Catching the public demand for peacebuilding, Alert pulled together a consortium of like-minded peacebuilding organisations - Conciliation Resources and LINKS - and with initial financial support from the UK Government started to work together on complementary structural and methodological approaches.
We relied on the social capital of these civic leaders and on local professionals, developing projects to increase mutual understanding. These were dialogue processes with conflict experts, academics, journalists and other professional groups; dialogues through films created by cross-divide groups; research on how conflicts in other parts of the world and disseminating their positive peacebuilding experience; and much more.
In recent years, since the official peace talks have ground to a halt, civil dialogue continued and became one of the main channels through which the sides were linked.
However, powerful nationalistic propaganda machines work against peacebuilding. Revanchist and military rhetoric has become widespread in recent years through the targeted introduction of enemy images into people's consciousness. For example, even the idea that it is genetically impossible for Armenians and Azerbaijanis to live side by side has been aired.
Members of the younger generation who have no experience of inter-ethnic interaction (since the societies became mono-ethnic as a result of the war in the early 90s) are particularly vulnerable to propaganda. Many of them see the other side as demonised, abstract, and not possessing the same human qualities as themselves. Thus it becomes easier to justify one's readiness to fight and hurt this "other".

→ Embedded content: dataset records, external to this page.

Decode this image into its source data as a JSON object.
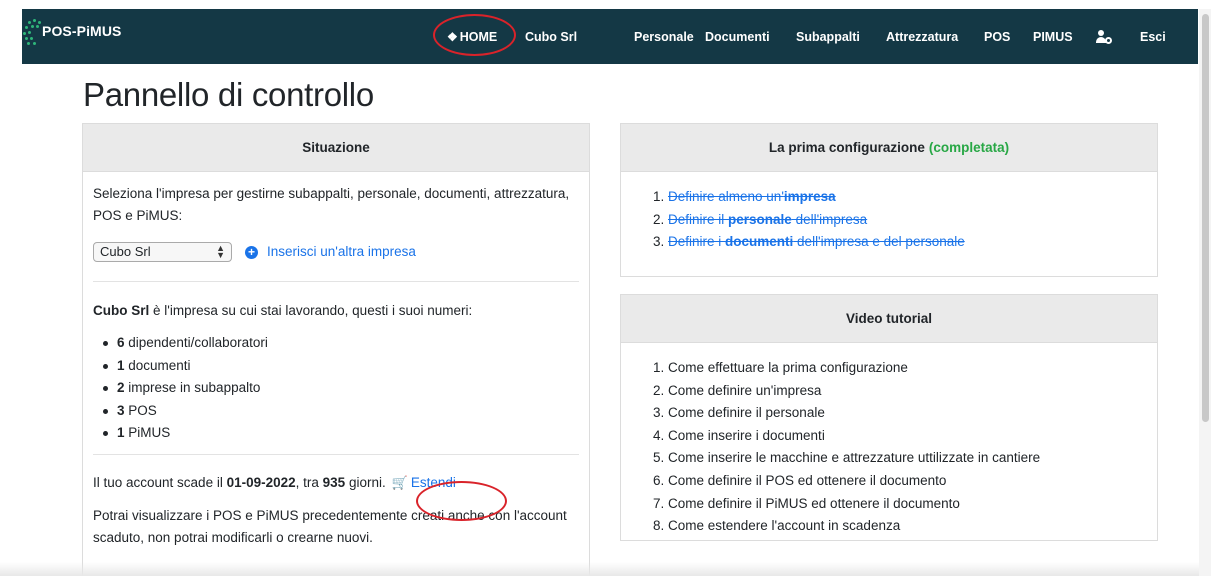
{
  "brand": {
    "name": "POS-PiMUS"
  },
  "nav": {
    "home": "HOME",
    "company": "Cubo Srl",
    "items": [
      "Personale",
      "Documenti",
      "Subappalti",
      "Attrezzatura",
      "POS",
      "PIMUS"
    ],
    "logout": "Esci"
  },
  "page": {
    "title": "Pannello di controllo"
  },
  "situazione": {
    "header": "Situazione",
    "intro": "Seleziona l'impresa per gestirne subappalti, personale, documenti, attrezzatura, POS e PiMUS:",
    "select_value": "Cubo Srl",
    "add_link": "Inserisci un'altra impresa",
    "company_name": "Cubo Srl",
    "company_text": " è l'impresa su cui stai lavorando, questi i suoi numeri:",
    "stats": [
      {
        "num": "6",
        "label": " dipendenti/collaboratori"
      },
      {
        "num": "1",
        "label": " documenti"
      },
      {
        "num": "2",
        "label": " imprese in subappalto"
      },
      {
        "num": "3",
        "label": " POS"
      },
      {
        "num": "1",
        "label": " PiMUS"
      }
    ],
    "expiry_prefix": "Il tuo account scade il ",
    "expiry_date": "01-09-2022",
    "expiry_mid": ", tra ",
    "expiry_days": "935",
    "expiry_suffix": " giorni.",
    "extend_link": "Estendi",
    "note": "Potrai visualizzare i POS e PiMUS precedentemente creati anche con l'account scaduto, non potrai modificarli o crearne nuovi."
  },
  "config": {
    "header": "La prima configurazione",
    "status": "(completata)",
    "steps": [
      {
        "a": "Definire almeno un'",
        "b": "impresa",
        "c": ""
      },
      {
        "a": "Definire il ",
        "b": "personale",
        "c": " dell'impresa"
      },
      {
        "a": "Definire i ",
        "b": "documenti",
        "c": " dell'impresa e del personale"
      }
    ]
  },
  "videos": {
    "header": "Video tutorial",
    "items": [
      "Come effettuare la prima configurazione",
      "Come definire un'impresa",
      "Come definire il personale",
      "Come inserire i documenti",
      "Come inserire le macchine e attrezzature uttilizzate in cantiere",
      "Come definire il POS ed ottenere il documento",
      "Come definire il PiMUS ed ottenere il documento",
      "Come estendere l'account in scadenza"
    ]
  },
  "colors": {
    "navbar": "#143845",
    "accent": "#1a73e8",
    "success": "#28a745",
    "highlight": "#d9232a"
  }
}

When we confer undesirable qualities on our enemy, then it can be straightforward to want to fight them. But in turn, this phenomenon allows internal and external actors who have an interest in war to manipulate individuals, as well as wider society.
We should be mindful of the fact that, even after this escalation subsides, it will have long-term consequences in the societies directly affected by the conflict and the wider region, in terms of strengthening the radicalisation of public utterances, private thinking and behavioural norms. The societies in and around the conflict will have received the message loud and clear - that war could break out any day.
In the search for ways out of the situation and the development of mechanisms for peaceful regulation of the conflict, as well as holding talks at the political level, it will be no less important to hold parallel, civic dialogues, led by those people who have already travelled a long and often dangerous path of building trust between the sides, people from the conflict-affected societies who have put enormous efforts to prevent escalation of military action and to promote peace.